三菱電機は、地上デジタル(地デジ)放送やBlu-Ray Disc(BD)を自動車内でも安定して鑑賞することが可能な車載用ハイビジョンAV用システム技術を2種類開発した。1つは、高速移動時の受信性能を高めた「歪補償技術」、もう1つは、電波障害の影響を抑えて安定した受信を実現する「電波干渉抑制技術」である。また、それに併せて、車載用1DINサイズのBDプレーヤのプロトタイプを開発したことも明らかにした。

地デジは、アナログ放送に比べクリアな映像が表示可能だが、移動速度が高速になるにつれ、電波が弱くなるほか、高速道路などでは、放送局から離れた場所に道路があることがあり、その場合は電波が弱くなってしまう。
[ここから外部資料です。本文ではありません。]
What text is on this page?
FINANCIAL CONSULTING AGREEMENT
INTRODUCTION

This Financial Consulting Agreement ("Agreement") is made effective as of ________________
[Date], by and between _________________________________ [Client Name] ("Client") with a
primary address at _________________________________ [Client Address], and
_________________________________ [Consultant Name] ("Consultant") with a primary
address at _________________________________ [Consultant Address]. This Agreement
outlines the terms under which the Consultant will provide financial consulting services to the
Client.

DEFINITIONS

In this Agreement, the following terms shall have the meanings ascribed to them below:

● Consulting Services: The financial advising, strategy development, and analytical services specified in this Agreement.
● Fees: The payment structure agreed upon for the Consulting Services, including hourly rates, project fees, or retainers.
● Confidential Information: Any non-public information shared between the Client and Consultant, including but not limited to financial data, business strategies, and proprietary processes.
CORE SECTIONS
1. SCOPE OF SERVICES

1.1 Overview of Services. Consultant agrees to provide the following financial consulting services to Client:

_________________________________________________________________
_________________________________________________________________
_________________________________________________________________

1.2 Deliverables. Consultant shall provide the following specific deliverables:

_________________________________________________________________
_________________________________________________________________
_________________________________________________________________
また、防音壁などがある場合も、それに遮られる形で電波が弱くなってしまう問題があった。

高速移動時などでは電波が弱くなり、画像が乱れやすくなる

三菱電機 先端技術総合研究所 映像技術部門 部門統轄の中山裕之氏

同社が新たに開発した「適応型歪補償技術」は、移動速度に応じて生じる信号のひずみを適応的に補償する、というもの。独自のアルゴリズムを用いることにより、安定して受信できる限界車速を従来の1.3~1.5倍程度に向上させることが可能となった。「環境により受信レベルが異なってしまうが、受信レベルが強い実験室レベルの環境であれば200km/h以上の走行速度でも安定受信可能。また、電波の弱い場所でも、これまで70km/h程度が限界であったのが、100km/h程度まで安定受信が可能になった」(同社 先端技術総合研究所 映像技術部門 部門統轄の中山裕之氏)という。

独自の歪補償技術により、限界車速を従来比最大1.5倍に拡大

また、電波干渉抑制技術についても、独自アルゴリズムを採用することで、反射した電波による受信信号の干渉成分を抑圧することに成功。これにより、電波障害地域での受信性能を向上させたほか、同一内容の放送を同一チャンネルで同時に送信するSFN(Single Frequency Network)環境での受信性能を向上させることに成功した。

電波障害の発生しやすい場所でも安定受信が可能に

一方、1DINサイズのBDプレーヤは、サイズ178mm×180mm×50mmを実現している。映像信号用処理基板の実装密度を従来のBDプレーヤ比で1.5倍とし、ディスクをローディングする搬送機構系を新たに開発したことで、デッキ部分の容積を従来の1/3に抑えることに成功した。

1DINサイズのBDプレーヤのプロトタイプを開発

三菱電機 先端技術総合研究所 ストレージ機器開発プロジェクトグループ プロジェクトマネジャーの三嶋英俊氏

また、ソフトウェアの構成を変更。車載用BDプレーヤ/の映像信号処理基板の上に、カスタマイズをした組み込みLinuxを搭載。その上に、「BDの再生制御」や「DVD再生制御」「仮想ファイルシステム」「著作権保護」などの各種機能をブロック化して搭載し、さらにその上にシステムアプリケーションを載せるというブロック構造を採用した。

さらに、BDの読み取り偏差がDVD比で1/4しか許容されないことから、「機構系と制御系を結合して高い精度で解析を実現するシミュレーションモデルを開発。これを基にデッキの構造を改良したことにより、ディスクの面振れが従来比で1/5に低減され、安定した再生を行うことを可能とした」(同社 先端技術総合研究所 ストレージ機器開発プロジェクトグループ プロジェクトマネジャーの三嶋英俊氏)という。

BDプレーヤの制振機構を改良することで車載用途でも対応可能とした

同社では、今回開発した移動受信性能向上技術などを盛り込んだ車載用復調LSIを併せて開発。これを搭載したチューナを2009年度内に製品化するべく開発を進めていくとしている。また、その後、BDプレーヤ機能を搭載した車載AVシステムを製品化、同社のカーマルチメディア事業に展開していく計画としている。